Unfortunately, there is no reprieve from “Tim Burton-ness” to be found in Tim Burton’s Frankenweenie. It tells the story of, you guessed it, a young, scientifically gifted boy who brings his beloved dog back to life after he is killed in an accident. The film is staggeringly (although perhaps axiomatically) beautiful, with the stop motion aesthetics feeling leaps and bounds beyond something like The Nightmare Before Christmas. The film is also gamely voiced by an eclectic cast, including Burton alums like Martin Landau, Catherine O’Hara and Winona Ryder.
However, there is an unnerving, perfunctory air to the proceedings of Frankenweenie, which finds Burton revisiting not so much the ins and outs of the original film but the thematic makeup of his classic fantasy Edward Scissorhands. With themes including social alienation, the responsibility attached to giving life and the insular, incestuous cesspool that is suburbia, Frankenweenie often feels like a return to that earlier film.
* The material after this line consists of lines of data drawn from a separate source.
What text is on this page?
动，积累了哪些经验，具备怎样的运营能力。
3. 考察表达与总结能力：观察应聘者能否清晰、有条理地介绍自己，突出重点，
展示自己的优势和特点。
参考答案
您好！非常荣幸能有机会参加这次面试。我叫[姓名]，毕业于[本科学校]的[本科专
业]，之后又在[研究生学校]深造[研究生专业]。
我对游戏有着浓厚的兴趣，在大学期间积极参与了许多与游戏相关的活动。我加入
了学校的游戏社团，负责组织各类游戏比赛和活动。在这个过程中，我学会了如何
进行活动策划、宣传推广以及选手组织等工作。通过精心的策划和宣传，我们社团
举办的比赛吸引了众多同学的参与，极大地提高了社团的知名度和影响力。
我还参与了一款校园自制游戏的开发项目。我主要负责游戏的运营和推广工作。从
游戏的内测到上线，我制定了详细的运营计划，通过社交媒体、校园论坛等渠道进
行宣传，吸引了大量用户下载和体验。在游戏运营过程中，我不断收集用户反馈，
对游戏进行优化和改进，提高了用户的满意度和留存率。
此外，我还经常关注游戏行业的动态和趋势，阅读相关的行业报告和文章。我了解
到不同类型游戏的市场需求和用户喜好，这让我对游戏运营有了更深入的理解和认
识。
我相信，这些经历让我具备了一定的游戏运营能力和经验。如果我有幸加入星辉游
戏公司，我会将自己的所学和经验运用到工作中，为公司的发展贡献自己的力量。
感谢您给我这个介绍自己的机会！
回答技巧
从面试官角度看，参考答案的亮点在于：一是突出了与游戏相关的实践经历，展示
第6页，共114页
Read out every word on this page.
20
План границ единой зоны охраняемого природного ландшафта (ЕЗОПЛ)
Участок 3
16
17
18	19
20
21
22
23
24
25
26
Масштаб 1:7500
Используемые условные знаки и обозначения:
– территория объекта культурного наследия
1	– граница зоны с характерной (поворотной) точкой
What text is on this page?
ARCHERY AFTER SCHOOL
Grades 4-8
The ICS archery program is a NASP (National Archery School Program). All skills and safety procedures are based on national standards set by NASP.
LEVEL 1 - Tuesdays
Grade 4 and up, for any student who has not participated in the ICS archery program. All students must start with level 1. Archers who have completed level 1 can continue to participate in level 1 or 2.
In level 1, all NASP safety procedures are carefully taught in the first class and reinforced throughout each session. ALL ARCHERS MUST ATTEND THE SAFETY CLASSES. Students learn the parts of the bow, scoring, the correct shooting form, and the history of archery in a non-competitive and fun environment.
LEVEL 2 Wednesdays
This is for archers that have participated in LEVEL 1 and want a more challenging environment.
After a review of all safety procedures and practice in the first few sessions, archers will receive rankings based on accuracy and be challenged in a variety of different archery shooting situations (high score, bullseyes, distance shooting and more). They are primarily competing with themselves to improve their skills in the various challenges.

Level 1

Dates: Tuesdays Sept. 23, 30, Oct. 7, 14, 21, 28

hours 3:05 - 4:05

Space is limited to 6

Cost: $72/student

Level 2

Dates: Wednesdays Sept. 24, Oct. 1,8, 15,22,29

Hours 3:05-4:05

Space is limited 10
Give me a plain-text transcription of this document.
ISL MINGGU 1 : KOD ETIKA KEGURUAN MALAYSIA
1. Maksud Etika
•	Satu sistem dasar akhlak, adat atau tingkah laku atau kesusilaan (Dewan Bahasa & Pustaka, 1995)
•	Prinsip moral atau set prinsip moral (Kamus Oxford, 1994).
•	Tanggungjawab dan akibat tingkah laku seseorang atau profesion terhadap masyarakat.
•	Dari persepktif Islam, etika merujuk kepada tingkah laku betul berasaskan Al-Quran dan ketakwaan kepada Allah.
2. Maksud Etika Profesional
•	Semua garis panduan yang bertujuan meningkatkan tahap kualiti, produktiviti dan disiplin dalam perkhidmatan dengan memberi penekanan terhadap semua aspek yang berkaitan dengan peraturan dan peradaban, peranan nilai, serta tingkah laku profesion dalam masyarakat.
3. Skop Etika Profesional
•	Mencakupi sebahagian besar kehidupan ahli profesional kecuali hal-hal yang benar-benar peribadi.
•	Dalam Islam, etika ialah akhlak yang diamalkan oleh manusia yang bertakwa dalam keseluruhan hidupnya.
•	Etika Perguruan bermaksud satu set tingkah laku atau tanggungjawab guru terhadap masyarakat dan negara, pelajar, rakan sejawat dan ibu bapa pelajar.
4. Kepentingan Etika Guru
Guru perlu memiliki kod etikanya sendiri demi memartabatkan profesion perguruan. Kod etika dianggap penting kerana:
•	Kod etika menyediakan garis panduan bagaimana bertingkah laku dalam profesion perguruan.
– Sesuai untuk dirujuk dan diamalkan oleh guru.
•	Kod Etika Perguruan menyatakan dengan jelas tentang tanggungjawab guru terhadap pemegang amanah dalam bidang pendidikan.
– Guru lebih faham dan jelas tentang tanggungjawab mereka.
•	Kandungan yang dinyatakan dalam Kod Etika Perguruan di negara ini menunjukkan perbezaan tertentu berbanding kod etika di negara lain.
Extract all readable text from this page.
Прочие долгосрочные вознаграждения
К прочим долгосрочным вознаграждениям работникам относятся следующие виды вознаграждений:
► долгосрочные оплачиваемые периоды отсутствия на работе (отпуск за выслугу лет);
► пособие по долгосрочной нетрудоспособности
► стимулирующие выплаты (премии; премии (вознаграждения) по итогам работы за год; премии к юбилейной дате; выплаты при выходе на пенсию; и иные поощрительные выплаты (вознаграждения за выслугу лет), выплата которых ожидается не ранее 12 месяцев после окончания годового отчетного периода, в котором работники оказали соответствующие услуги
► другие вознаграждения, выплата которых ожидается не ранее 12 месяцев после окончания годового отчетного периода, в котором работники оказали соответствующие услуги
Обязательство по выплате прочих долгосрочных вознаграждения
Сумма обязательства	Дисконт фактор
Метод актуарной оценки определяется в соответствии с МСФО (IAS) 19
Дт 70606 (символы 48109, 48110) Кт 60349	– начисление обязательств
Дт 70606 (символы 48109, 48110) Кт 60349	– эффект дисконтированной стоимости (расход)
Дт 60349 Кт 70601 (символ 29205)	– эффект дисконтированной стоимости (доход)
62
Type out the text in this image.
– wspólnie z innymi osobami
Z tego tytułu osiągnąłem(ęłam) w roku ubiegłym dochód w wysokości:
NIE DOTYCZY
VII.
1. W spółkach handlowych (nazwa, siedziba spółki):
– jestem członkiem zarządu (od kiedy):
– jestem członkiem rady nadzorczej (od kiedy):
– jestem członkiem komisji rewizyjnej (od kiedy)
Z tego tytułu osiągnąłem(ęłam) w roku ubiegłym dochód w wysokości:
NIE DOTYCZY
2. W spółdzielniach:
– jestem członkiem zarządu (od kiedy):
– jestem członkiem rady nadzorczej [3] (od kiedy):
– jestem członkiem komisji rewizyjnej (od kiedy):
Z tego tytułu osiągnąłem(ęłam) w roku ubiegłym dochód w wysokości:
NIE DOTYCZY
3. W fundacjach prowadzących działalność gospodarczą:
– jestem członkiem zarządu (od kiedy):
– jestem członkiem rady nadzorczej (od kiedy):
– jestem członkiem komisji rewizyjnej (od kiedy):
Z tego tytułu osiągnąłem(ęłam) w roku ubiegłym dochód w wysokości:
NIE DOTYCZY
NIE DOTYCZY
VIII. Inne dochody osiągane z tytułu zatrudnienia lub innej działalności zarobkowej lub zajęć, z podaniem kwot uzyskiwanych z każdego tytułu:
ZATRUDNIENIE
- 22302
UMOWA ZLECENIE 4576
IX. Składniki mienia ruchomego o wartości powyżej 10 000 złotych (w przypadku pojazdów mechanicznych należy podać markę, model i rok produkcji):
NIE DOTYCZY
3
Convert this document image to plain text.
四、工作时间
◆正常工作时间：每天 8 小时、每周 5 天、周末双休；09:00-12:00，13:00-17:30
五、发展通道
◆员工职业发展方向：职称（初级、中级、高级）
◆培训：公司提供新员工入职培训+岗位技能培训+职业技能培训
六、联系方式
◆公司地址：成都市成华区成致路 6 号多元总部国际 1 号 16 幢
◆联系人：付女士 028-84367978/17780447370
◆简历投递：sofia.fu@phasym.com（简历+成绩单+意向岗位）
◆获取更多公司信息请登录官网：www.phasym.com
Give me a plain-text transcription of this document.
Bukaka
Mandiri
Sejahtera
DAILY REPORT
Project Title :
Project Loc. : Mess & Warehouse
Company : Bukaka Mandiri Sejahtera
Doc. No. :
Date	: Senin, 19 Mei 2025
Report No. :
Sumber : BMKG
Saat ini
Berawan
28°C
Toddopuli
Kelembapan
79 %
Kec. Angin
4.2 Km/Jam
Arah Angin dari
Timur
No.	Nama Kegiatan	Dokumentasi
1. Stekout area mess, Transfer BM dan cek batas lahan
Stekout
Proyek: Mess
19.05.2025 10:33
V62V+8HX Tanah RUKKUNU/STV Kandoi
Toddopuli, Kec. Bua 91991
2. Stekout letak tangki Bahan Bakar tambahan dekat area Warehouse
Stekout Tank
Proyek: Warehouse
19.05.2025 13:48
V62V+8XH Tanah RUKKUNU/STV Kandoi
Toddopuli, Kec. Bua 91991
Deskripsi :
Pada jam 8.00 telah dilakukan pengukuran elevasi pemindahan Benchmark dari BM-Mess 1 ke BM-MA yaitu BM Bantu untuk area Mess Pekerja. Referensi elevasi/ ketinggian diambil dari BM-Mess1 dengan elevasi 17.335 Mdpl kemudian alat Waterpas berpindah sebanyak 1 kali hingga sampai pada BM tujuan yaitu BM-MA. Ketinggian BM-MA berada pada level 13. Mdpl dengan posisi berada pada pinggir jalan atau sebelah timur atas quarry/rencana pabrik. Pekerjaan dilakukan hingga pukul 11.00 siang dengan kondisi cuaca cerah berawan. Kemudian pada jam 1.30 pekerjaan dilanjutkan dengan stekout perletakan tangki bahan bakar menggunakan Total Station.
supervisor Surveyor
Unfortunately, this return feels like one produced by a neutered old man.
Sorely missing is the darker, subversive edge that drove Edward Scissorhands, particularly the erotic undercurrents of the titular character’s interactions with Kathy Baker’s resident nymphomaniac, not to mention his capacity for violence. Instead of these more peculiar, complex flourishes, Frankenweenie is loaded with what unfortunately feels like filler – things shoved in to appease the kids. This involves a number of monstrous characters, who are created when Victor Frankenstein’s classmates discover that he has reanimated his dog and then seek to do the same.
Similar to Stay Hungry/Five Easy Pieces dynamic, Frankenweenie ends on a far more upbeat tone than Edward Scissorhands, where the conflict at the heart of the story is magically resolved by the final frames. It represents another instance where a prolific director attempted to mine past material yet unfortunately did not remember to bring along his original passion. And I don’t mean to be incredibly harsh. Frankenweenie is fine entertainment. To be perfectly honest, I even leaked out a couple of tears while watching it (if only because the titular pup was so adorable). But despite its entertainment value, Frankenweenie is a film that primarily makes you yearn for the director’s earlier work, and that is never a good sign.